Then we applied thick glue to the wood and attached our base. We used weights to ensure good contact, clamps probably would have been better.
Then we flipped the box around so that we can pour concrete in it! We also ran some masking tape along the inside seams as added insurance to make sure the cement wouldn't leak out. 

We mixed the cement to specifications 6.1L per 50lb bag, mix with electric drill @ 600rpm for 2minutes. Be aware temperature can affect the self leveling ability of the product as well as curing time. We did one bag and let it cure for one day. Then poured the next bag the following day. We also used dowels to compress the backing board to the ground in the low spots but I forgot to take pictures.

After pulling the box off the concrete, sand down the edges and voila!


----------



## kamal (Apr 21, 2009)

Awesome work, coming along very nicely.


----------



## Jmbret (Nov 6, 2010)

*slacking*

Hey All,

I have some exciting updates.

Plumbing version 1.0 is complete and has been leak tested with no apparent leaks. The only thing missing is a line to recirculate flow back into the sump if I wanted to ramp down the turnover rate (though I have a ball valve on the return side of the pump I could use) and extension lines for accessories both of which can be added down the line if necessary.

I have 2 closed loop systems plumbed with 1" pvc. 
There are 2 drains drilled in the back glass one on the left and one on the right side of the tank.

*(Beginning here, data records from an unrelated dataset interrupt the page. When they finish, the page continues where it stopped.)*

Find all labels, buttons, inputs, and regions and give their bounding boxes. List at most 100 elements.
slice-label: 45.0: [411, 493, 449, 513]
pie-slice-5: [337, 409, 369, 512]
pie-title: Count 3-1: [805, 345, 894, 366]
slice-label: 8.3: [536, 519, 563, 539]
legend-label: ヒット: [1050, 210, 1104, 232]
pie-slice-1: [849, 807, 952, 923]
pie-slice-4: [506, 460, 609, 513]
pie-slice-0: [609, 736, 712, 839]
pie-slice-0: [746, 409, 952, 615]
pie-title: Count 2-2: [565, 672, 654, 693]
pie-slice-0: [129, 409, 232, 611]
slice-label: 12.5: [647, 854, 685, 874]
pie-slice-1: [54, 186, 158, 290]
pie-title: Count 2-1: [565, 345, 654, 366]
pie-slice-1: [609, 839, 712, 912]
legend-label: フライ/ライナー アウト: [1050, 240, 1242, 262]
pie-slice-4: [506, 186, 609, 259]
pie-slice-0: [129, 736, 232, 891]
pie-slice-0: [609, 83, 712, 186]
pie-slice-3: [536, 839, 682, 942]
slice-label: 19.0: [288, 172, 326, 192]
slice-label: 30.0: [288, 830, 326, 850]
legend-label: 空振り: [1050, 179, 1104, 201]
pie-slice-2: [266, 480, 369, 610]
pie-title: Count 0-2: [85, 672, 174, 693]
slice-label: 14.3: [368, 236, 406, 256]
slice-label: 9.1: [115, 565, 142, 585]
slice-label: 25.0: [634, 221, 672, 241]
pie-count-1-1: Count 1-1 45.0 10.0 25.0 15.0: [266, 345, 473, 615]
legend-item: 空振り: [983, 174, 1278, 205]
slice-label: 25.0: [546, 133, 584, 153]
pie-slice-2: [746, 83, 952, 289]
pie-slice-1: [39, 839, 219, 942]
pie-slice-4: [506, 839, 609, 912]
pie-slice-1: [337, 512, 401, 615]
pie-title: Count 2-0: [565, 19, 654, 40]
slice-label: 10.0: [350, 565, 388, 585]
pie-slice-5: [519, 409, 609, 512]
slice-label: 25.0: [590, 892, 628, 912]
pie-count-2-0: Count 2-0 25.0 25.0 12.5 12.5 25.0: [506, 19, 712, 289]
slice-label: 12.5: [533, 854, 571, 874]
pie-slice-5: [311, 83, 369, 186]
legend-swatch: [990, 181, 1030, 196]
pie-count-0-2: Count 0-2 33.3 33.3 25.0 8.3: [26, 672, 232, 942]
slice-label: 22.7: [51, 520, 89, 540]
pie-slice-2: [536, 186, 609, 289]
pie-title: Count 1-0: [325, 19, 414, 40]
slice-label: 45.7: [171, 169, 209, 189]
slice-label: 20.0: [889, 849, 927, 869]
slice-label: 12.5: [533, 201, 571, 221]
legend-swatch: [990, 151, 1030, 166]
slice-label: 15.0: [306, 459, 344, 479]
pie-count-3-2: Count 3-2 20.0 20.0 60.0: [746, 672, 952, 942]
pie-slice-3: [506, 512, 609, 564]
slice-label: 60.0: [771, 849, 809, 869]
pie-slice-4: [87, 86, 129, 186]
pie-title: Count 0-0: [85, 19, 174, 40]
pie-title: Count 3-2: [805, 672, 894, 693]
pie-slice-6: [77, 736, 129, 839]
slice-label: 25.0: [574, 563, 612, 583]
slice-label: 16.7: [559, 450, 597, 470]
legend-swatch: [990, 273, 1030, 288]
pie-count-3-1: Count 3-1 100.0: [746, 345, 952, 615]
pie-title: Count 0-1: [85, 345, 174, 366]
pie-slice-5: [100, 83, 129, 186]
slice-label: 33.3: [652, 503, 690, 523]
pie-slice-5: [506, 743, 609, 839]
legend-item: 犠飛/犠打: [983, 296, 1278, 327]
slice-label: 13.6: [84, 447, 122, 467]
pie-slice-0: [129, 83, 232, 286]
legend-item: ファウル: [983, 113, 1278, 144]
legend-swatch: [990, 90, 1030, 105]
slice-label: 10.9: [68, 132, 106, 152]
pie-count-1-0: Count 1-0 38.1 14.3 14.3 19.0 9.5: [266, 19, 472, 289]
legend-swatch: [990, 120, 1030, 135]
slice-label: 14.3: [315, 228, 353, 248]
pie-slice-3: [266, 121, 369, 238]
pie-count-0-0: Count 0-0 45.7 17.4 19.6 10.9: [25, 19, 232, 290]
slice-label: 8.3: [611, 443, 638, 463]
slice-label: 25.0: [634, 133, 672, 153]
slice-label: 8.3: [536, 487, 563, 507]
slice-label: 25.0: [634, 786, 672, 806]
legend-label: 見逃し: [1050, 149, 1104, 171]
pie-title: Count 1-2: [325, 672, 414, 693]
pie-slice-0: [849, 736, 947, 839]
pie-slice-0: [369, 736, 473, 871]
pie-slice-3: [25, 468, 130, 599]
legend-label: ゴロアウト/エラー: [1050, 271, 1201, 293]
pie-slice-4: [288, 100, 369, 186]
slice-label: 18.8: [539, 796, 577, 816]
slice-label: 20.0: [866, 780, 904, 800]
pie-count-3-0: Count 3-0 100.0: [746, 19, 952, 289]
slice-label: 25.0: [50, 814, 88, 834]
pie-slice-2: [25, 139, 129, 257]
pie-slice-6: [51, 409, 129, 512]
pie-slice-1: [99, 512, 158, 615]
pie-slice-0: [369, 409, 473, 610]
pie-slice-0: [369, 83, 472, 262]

They feed each into a blueline hd 40 pump, pushing approx 1200gph.
They are attached to a wave sea unit on the return side, one for each loop system one on the right side of the tank one on the left.

The drain lines for the tank are plumbed. The drain is a herbie style with 2X 1.5" drains, the short run acting on full siphon with a gate valve and the long run is emergency backup standpipe with ball valve.
The return lines are also plumbed keeping the plumbing as high up under the stand as possible with a ball valve on each so I can control the flow on either side of the tank. I hung my refuge light on them. There are 2X 1" returns that each get split with a "y" into two lock lines. The pump driving this is a blueline 70 which outputs 1400gph.

The light fixture was also disassemble fully, reflectors cleaned and polished, fans dusted etc and installed into the canopy.

Also, I have the tank filling with R/O water and slowly mixing salt in! It has taken 3 days so far to fill with my 100GPD unit!

Once full, will add remaining salt and cut egg crate to fit and install my base rock. Can't wait to see how puny my live rock in my 90 gallon tank will look in here LOL

I still have to relocate my RO unit to the laundry room to take advantage of the auto top off float I have in my Saline Solution sump.

I might incorporate filter sock in the end of the main drain pipe, thoughts?

I still want to setup my deltec calcium reactor (but have no clue where to start!) and tank goes on...

More pictures to come!


----------



## explor3r (Mar 14, 2010)

OMG!!!!!!!!!!!!Jacob that is fantastic who would not like to upgrade eh.
I'm glad for you I wish I was here to help you but I just came back last night from a short trip, well I'm still on time to help you if you need me you know all you have to do is ask
Congrats again and keep uploading pictures you know how it works..no pictures no fun..


----------



## Jmbret (Nov 6, 2010)

Welcome back Alex! Thanks for your kind offer! I will definitely be enlisting help from the good people at the Frag Cave when the time is right for advice and stocking some amazing showpieces! 

I am still cycling things so still have a while to go! 

Morning FTS!


----------



## advanced reef aquatics (Apr 20, 2009)

Hey, i remember that tank, i installed it years ago if i recall correctly.
guy named James sold it?
i just dug through my portfolio pics and have that tank being installed new.
It was a custom Perfecto.
That particular tank stuck in my head as we had to bring it up 3 flights of stairs as it would not fit in the elevator.


----------



## Jmbret (Nov 6, 2010)

advanced reef aquatics said:


> Hey, i remember that tank, i installed it years ago if i recall correctly.
> guy named James sold it?
> i just dug through my portfolio pics and have that tank being installed new.
> It was a custom Perfecto.
> That particular tank stuck in my head as we had to bring it up 3 flights of stairs as it would not fit in the elevator.


Yes you are correct!

I can't believe you lugged this thing up the stairs. It was a major PITA to move.

Cheers!


----------



## advanced reef aquatics (Apr 20, 2009)

3 guys including James, my stronger and younger days for sure.


----------



## verano (Mar 4, 2013)

Really nice cant wait to see more updates.


----------